The Dow Jones Industrial Average (DJIA), also known as the Dow 30, is a stock market index that tracks 30 large, publicly-owned blue-chip companies trading on the New York Stock Exchange and the NASDAQ. The Dow Jones is named after Charles Dow, who created the index in 1896 along with his business partner Edward Jones.

The DJIA is the second oldest U.S. market index; the first was the Dow Jones Transportation Average.

Historical Chart(Log Scale)


The index is often re-evaluated to replace companies that no longer meet the listing criteria with those that do. By 1928, the Index had grown to its current level of 30 components. Its composition has changed a total of 60 times since then.

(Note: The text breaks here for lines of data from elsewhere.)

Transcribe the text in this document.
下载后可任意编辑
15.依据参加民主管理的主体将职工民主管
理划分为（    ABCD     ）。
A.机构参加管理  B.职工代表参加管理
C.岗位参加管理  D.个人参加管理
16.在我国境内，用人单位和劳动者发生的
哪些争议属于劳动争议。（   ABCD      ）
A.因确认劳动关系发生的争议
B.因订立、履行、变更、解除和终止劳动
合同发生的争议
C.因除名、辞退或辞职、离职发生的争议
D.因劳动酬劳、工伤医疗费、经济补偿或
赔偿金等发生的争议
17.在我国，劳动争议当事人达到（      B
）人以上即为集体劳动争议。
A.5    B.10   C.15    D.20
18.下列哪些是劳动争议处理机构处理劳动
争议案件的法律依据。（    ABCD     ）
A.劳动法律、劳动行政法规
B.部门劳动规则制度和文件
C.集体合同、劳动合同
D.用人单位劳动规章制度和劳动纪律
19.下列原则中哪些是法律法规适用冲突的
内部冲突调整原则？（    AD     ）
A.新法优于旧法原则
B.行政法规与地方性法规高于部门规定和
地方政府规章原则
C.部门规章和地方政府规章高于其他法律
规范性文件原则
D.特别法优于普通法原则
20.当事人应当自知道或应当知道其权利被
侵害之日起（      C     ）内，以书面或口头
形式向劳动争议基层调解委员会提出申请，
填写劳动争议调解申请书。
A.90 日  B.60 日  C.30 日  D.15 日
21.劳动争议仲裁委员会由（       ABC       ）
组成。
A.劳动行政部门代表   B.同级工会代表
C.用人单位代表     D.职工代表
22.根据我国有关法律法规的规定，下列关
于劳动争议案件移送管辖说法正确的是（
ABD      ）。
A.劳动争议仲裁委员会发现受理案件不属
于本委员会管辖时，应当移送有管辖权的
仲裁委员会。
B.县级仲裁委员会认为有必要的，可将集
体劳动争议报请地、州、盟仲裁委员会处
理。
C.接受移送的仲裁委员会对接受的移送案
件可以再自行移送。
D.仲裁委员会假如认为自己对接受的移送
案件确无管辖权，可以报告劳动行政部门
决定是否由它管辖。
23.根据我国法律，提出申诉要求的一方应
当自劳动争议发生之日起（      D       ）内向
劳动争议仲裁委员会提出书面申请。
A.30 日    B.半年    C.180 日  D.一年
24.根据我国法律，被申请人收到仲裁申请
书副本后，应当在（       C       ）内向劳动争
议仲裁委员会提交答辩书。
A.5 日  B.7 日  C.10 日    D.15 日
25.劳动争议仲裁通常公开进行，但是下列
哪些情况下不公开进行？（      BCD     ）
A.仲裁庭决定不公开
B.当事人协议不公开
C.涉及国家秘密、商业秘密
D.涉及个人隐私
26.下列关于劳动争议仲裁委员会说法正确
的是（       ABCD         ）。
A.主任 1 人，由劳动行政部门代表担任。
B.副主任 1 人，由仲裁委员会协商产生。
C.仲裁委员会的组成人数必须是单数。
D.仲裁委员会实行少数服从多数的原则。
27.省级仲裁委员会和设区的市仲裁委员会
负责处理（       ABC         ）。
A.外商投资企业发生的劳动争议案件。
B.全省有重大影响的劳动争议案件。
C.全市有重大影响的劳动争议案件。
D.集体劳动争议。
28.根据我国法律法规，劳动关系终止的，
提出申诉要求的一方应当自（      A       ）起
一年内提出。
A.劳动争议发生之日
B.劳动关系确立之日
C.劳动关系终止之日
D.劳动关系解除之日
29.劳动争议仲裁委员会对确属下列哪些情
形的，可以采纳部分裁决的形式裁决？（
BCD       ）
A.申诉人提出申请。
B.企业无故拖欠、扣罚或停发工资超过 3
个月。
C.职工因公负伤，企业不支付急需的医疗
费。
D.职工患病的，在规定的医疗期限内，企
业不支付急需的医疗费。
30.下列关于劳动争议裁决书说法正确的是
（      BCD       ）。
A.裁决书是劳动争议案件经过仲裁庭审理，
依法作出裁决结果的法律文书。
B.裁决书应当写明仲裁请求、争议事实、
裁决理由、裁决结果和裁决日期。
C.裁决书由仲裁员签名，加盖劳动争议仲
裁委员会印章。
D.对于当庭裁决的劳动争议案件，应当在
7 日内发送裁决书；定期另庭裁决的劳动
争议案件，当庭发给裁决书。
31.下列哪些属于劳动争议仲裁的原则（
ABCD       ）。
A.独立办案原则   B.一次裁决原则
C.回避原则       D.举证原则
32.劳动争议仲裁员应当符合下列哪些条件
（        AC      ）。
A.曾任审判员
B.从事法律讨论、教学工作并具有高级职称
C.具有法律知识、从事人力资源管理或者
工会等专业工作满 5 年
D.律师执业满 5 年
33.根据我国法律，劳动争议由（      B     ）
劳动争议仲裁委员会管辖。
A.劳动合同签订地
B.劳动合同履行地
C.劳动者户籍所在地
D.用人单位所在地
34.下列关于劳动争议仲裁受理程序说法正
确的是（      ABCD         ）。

The most recent large-scale change to the composition of the Dow prior to 2020 took place in 1997. At this time, four of the index’s components were replaced: Travelers’ Group replaced Westinghouse Electric; Johnson & Johnson replaced Bethlehem Steel; Hewlett-Packard took over Texaco’s spot, and Wal-Mart replaced Woolworths.

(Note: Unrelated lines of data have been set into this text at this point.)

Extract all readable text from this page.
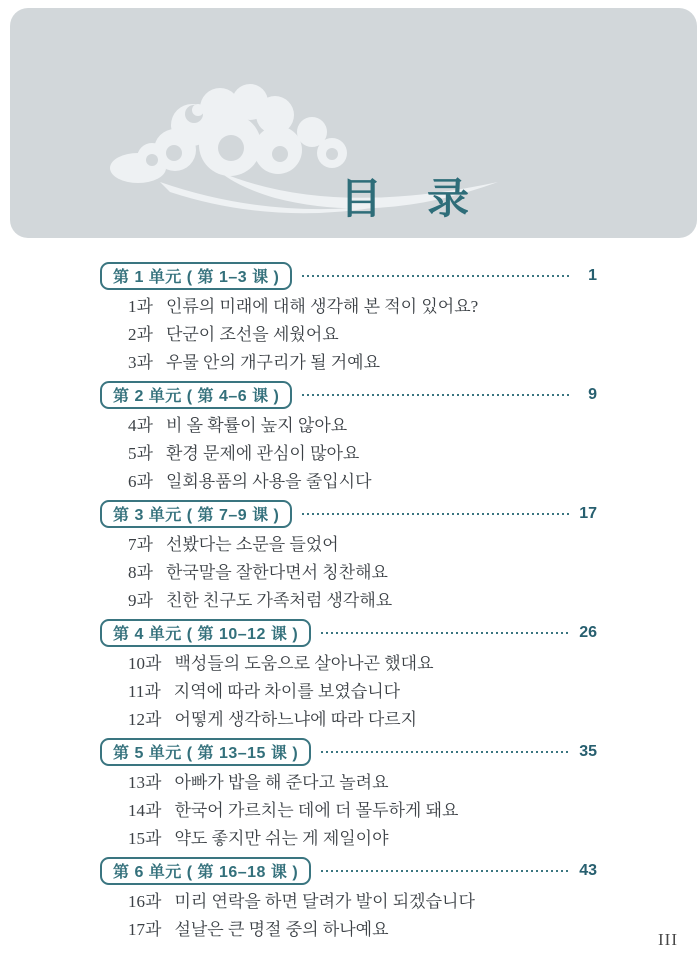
目  录
第 1 单元 ( 第 1–3 课 )	1
1과 인류의 미래에 대해 생각해 본 적이 있어요?
2과 단군이 조선을 세웠어요
3과 우물 안의 개구리가 될 거예요
第 2 单元 ( 第 4–6 课 )	9
4과 비 올 확률이 높지 않아요
5과 환경 문제에 관심이 많아요
6과 일회용품의 사용을 줄입시다
第 3 单元 ( 第 7–9 课 )	17
7과 선봤다는 소문을 들었어
8과 한국말을 잘한다면서 칭찬해요
9과 친한 친구도 가족처럼 생각해요
第 4 单元 ( 第 10–12 课 )	26
10과 백성들의 도움으로 살아나곤 했대요
11과 지역에 따라 차이를 보였습니다
12과 어떻게 생각하느냐에 따라 다르지
第 5 单元 ( 第 13–15 课 )	35
13과 아빠가 밥을 해 준다고 놀려요
14과 한국어 가르치는 데에 더 몰두하게 돼요
15과 약도 좋지만 쉬는 게 제일이야
第 6 单元 ( 第 16–18 课 )	43
16과 미리 연락을 하면 달려가 발이 되겠습니다
17과 설날은 큰 명절 중의 하나예요
III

Two years later, in 1999, four more components of the Dow were changed, when Chevron, Sears Roebuck, Union Carbide, and Goodyear Tire were dropped while Home Depot, Intel, Microsoft, and SBC Communications were added.

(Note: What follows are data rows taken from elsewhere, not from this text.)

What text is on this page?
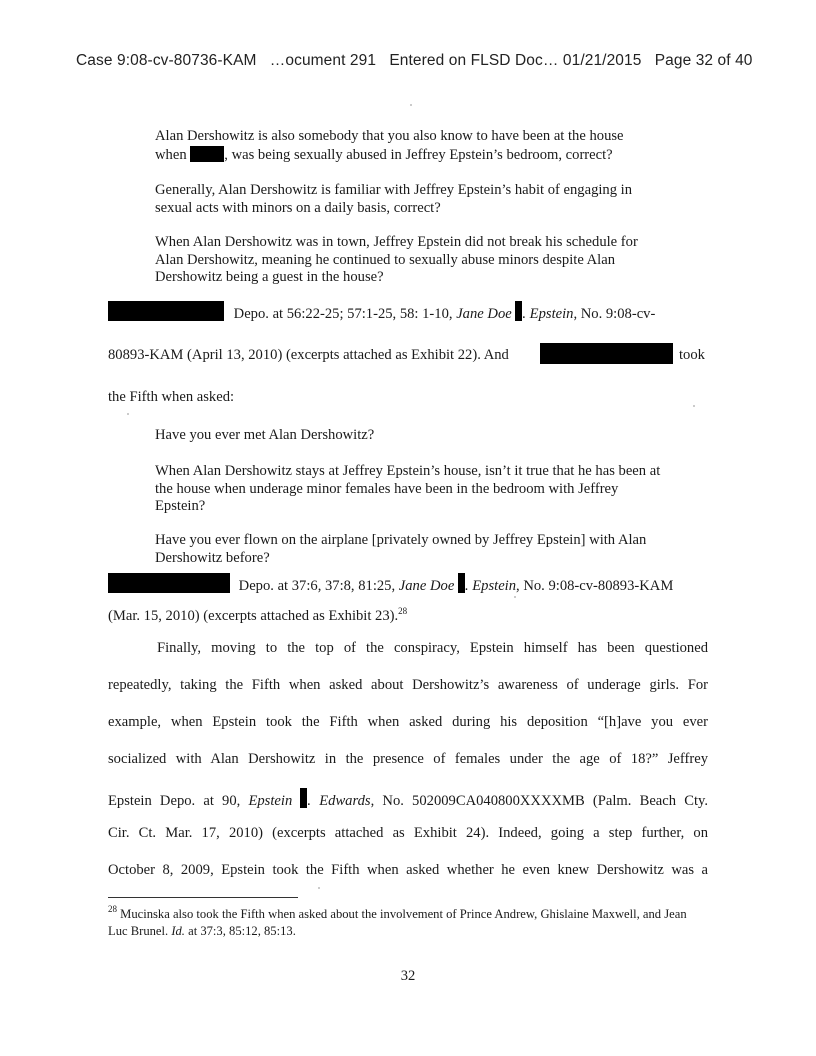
Case 9:08-cv-80736-KAM …ocument 291 Entered on FLSD Doc… 01/21/2015 Page 32 of 40
Alan Dershowitz is also somebody that you also know to have been at the house
when	, was being sexually abused in Jeffrey Epstein’s bedroom, correct?
Generally, Alan Dershowitz is familiar with Jeffrey Epstein’s habit of engaging in sexual acts with minors on a daily basis, correct?
When Alan Dershowitz was in town, Jeffrey Epstein did not break his schedule for Alan Dershowitz, meaning he continued to sexually abuse minors despite Alan Dershowitz being a guest in the house?
Depo. at 56:22-25; 57:1-25, 58: 1-10, Jane Doe . Epstein, No. 9:08-cv-
80893-KAM (April 13, 2010) (excerpts attached as Exhibit 22). And	took
the Fifth when asked:
Have you ever met Alan Dershowitz?
When Alan Dershowitz stays at Jeffrey Epstein’s house, isn’t it true that he has been at the house when underage minor females have been in the bedroom with Jeffrey Epstein?
Have you ever flown on the airplane [privately owned by Jeffrey Epstein] with Alan Dershowitz before?
Depo. at 37:6, 37:8, 81:25, Jane Doe . Epstein, No. 9:08-cv-80893-KAM
(Mar. 15, 2010) (excerpts attached as Exhibit 23).$^{28}$
Finally, moving to the top of the conspiracy, Epstein himself has been questioned
repeatedly, taking the Fifth when asked about Dershowitz’s awareness of underage girls. For
example, when Epstein took the Fifth when asked during his deposition “[h]ave you ever
socialized with Alan Dershowitz in the presence of females under the age of 18?” Jeffrey
Epstein Depo. at 90, Epstein . Edwards, No. 502009CA040800XXXXMB (Palm. Beach Cty.
Cir. Ct. Mar. 17, 2010) (excerpts attached as Exhibit 24). Indeed, going a step further, on
October 8, 2009, Epstein took the Fifth when asked whether he even knew Dershowitz was a
$^{28}$ Mucinska also took the Fifth when asked about the involvement of Prince Andrew, Ghislaine Maxwell, and Jean Luc Brunel. Id. at 37:3, 85:12, 85:13.
32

On June 26, 2018, Walgreens Boots Alliance, Inc. replaced General Electric Company. In addition, United Technologies merged with Raytheon Company and the new corporation entered the index as Raytheon Technologies, while DowDuPont spun off DuPont and was replaced by Dow Chemical Company in 2020 and 2019, respectively.

On Aug. 24, 2020, Salesforce, Amgen, and Honeywell were added to the Dow, replacing ExxonMobil, Pfizer, and Raytheon Technologies.

Issues with market representation

With the inclusion of only 30 stocks, critics such as Ric Edelman argue that the DJIA is an inaccurate representation of overall market performance compared to more comprehensive indexes such as the S&P 500 Index or the Russell 3000 Index.

Additionally, the DJIA is criticized for being a price-weighted index, which gives higher-priced stocks more influence over the average than their lower-priced counterparts, but takes no account of the relative industry size or market capitalization of the components. For example, a $1 increase in a lower-priced stock can be negated by a $1 decrease in a much higher-priced stock, even though the lower-priced stock experienced a larger percentage change.